Paulus berkata bahwa kita dapat memuliakan nama-Nya melalui bagaimana kita menjalani hidup dan beraktivitas. Paulus menegaskan bahwa segala sesuatu yang kita lakukan bukan untuk kepentingan diri sendiri tetapi harus bertujuan untuk memuliakan Tuhan dan menyenangkan dan menghormati Dia. Bahkan hal paling sederhana sekalipun, seperti makan dan minum, juga dapat memuliakan nama Tuhan. Hal itu dilakukan agar orang yang berada di sekitarnya beroleh selamat (1 Kor 10:31-33). Bagaimana cara kita makan dan minum membuat nama Tuhan dikenal? Yakni jika kita menerima berkat Tuhan dengan mengucap syukur sebelum makan dan dengan menikmatinya secukupnya, tidak berlebihan atau serakah agar tidak menjadi batu sandungan bagi orang lain.
Lalu bagaimana kita memuliakan Tuhan secara lebih luas?

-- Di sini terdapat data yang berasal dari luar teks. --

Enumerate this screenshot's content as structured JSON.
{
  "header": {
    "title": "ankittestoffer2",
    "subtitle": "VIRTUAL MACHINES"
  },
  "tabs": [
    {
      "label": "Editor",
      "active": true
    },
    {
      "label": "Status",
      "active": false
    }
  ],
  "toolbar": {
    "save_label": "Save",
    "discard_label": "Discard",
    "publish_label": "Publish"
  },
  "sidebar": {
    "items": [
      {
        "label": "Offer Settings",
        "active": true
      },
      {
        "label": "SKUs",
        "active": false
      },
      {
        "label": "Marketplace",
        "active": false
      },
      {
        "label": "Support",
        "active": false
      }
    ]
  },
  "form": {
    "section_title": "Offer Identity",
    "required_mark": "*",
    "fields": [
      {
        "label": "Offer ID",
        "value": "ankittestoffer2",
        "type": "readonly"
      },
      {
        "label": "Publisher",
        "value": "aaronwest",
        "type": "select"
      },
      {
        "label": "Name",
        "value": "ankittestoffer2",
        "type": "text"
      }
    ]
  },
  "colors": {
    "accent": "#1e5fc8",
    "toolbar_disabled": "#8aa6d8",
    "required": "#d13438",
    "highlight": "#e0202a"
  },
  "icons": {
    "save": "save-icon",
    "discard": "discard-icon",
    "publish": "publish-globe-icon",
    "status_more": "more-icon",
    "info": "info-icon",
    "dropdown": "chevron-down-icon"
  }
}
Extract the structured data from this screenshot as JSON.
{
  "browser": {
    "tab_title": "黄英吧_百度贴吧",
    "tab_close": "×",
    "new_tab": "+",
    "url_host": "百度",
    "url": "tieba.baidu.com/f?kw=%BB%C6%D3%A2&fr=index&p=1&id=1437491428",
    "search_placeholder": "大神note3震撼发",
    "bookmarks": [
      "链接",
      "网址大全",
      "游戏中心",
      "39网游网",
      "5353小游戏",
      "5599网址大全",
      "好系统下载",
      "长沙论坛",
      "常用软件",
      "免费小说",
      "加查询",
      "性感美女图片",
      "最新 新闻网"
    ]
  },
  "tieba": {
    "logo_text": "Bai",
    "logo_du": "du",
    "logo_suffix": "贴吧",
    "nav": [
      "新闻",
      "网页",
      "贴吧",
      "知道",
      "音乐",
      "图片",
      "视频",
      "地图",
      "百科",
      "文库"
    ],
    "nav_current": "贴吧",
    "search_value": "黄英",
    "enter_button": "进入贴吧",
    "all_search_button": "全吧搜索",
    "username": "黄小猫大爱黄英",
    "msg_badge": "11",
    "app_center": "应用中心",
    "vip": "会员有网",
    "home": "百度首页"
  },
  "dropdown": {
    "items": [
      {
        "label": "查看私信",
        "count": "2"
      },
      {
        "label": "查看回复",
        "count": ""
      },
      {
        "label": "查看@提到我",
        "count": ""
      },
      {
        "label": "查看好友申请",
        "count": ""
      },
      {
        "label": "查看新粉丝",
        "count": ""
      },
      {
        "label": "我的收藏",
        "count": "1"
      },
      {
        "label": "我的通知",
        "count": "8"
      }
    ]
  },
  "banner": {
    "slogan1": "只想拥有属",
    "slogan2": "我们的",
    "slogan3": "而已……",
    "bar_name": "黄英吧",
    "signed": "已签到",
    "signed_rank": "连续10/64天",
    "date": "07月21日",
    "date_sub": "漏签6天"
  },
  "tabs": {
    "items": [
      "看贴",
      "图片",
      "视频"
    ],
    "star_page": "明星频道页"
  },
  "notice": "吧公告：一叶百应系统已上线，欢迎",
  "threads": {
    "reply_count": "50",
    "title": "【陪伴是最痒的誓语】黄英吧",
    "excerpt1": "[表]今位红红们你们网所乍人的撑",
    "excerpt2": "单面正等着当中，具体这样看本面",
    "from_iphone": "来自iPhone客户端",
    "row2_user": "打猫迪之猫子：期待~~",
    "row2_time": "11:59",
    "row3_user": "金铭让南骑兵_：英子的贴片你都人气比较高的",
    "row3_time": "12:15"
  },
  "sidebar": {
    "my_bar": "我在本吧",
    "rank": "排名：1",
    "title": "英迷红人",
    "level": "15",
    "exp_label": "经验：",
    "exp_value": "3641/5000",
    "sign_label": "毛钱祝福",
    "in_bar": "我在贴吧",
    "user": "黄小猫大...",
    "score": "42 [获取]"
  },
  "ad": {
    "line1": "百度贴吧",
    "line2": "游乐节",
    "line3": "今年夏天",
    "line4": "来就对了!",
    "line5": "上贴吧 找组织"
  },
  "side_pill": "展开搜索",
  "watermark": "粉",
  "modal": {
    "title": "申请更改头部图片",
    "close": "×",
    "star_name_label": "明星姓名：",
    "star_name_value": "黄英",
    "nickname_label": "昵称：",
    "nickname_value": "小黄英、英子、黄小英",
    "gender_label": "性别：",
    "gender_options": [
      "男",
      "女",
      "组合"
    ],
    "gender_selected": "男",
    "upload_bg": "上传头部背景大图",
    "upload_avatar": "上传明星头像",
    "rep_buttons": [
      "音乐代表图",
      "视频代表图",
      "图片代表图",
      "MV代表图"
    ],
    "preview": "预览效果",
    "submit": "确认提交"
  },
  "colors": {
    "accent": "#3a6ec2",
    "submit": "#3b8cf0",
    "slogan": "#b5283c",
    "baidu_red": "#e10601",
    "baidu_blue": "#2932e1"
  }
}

Pertama, tentunya lewat ibadah dan penyembahan, baik pribadi maupun bersama umat Tuhan. Nyatakan hormat dan penyembahan kita lewat doa, puji-pujian yang agung dan megah tapi dengan sepenuh hati dan tulus sebagai rasa syukur kita. Kedua, lewat menghargai sesama manusia sebagai gambar Allah, termasuk menghargai segala potensi Ilahi yang ada di dalam diri manusia tersebut. Dengan mengembangkan hidup ini menjadi berkat untuk sesama, kita sedang menyaksikan kemuliaan Allah lewat kemuliaan ciptaan-Nya. Ketiga, dengan menghargai dan mengelola dengan baik semua ciptaan Allah. Tugas kita adalah mengelola alam ini supaya menjadi wadah yang asri dan harmonis. Mari menjaga dan melestarikan lingkungan kita dengan memelihara kebersihannya, keseimbangan ekosistemnya, dan mengisinya dengan perilaku hidup yang mulia.
Jadi, kita menghormati dan memuliakan Dia bukan hanya dengan doa, namun dengan iman ketaatan, ucapan syukur dan kesetiaan dalam hidup kita. Ketetapan ini: "lakukanlah semuanya itu untuk kemuliaan Allah" harus menjadi petunjuk utama kehidupan kita, tuntunan bagi perilaku kita dan ujian bagi tindakan kita. Segala sesuatu yang tidak dapat dilakukan untuk kemuliaan Tuhan (yaitu, untuk menghormati dan mengucap syukur kepada-Nya sebagai Tuhan, Pencipta, dan Penebus kita) hendaknya jangan dilakukan sama sekali.